How much effort are you supposed to put into the warm up and the work sets? Is there a rule of thumb? Is the work set to failure?


----------



## doggy (Mar 26, 2011)

i like to go fairly light when warming up, im old and stiff so my first set will be about 15 reps. then the next might be heavier and 12 then heaviers again.

im just getting to know my weights in this new gym so my warm ups and all other lifting are really me experomienting and sussing out what i can manage.

even today i was tired so i done plenty before dead lifting, then i done a set of 50 kg before going up to 80kg. not that heavy but i was tired.

it lets me know where to staRT next time.

sometimes ill work my way back done (pyramid). i train alone and im still sussing out what i can lift so everyday is a school day.

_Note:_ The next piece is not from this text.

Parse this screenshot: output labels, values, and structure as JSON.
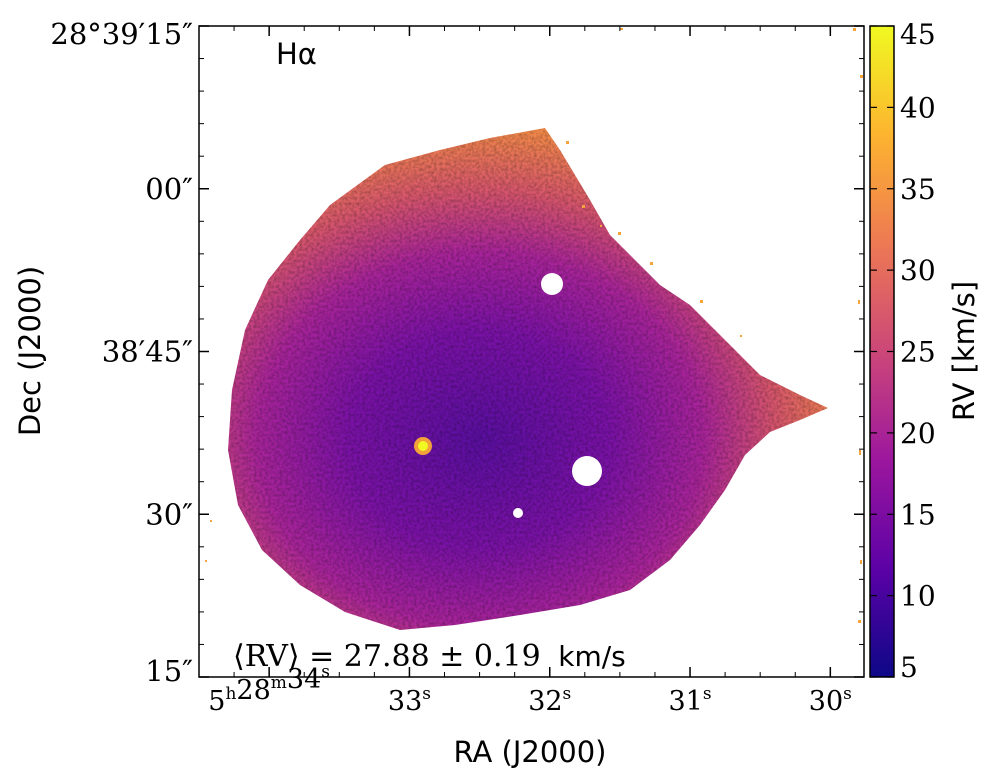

i suppose if you wanted to you could find out your 1 rep max and do a percentage of it, i dont bother with that.


----------



## P2000vxim (Apr 17, 2011)

BigAndy said:


> How much effort are you supposed to put into the warm up and the work sets? Is there a rule of thumb? Is the work set to failure?


good question which i have asked myself

warm up sets i also do 15 reps for the 1st warm up but i could probably knock out 20 - 30 reps

it seems to be a careful balance between warming up safely and not exhausting all my effort in the warmups leaving nothing for the working set.

2nd set 12 reps but i dare say this could be increased. Do i feel warmed up properly after 1 or 2 sets ???? hmm no not really.

working set. to failure and to aim for 8 - 10 reps if i hit 10 i increase the weight for next week by 5kg.

and it also depends on what body part im doing for quads i like the 15 rep range even for my working sets.


----------



## doggy (Mar 26, 2011)

i think its worth noteing even though youre warming up, youre still working the muscle. its just a different range and intensity but still very worth while.

depends a lot on your goals and what you consider usefull or worth while.

i used high reps for ages, but i mean 25 to 30 0r higher. it helped me build muscle fitness and it helped my golf.

golfers dont really want to be too bulky. i also dont think theres any harm in once and a while doing high reps just to mix it up a bit.


----------



## crazycal1 (Sep 21, 2005)

warm up sets are there to de shock the body to the upcoming weight as well as warm up the muscles.

i ALWAYS include a 3 rep and a 1 rep last warm up set just under the working weight.

it takes away the, fcuk me its heavy gasp i often hear from clients who arent prepared mentally for the increase between a warmup sets done for 6-20 reps..


----------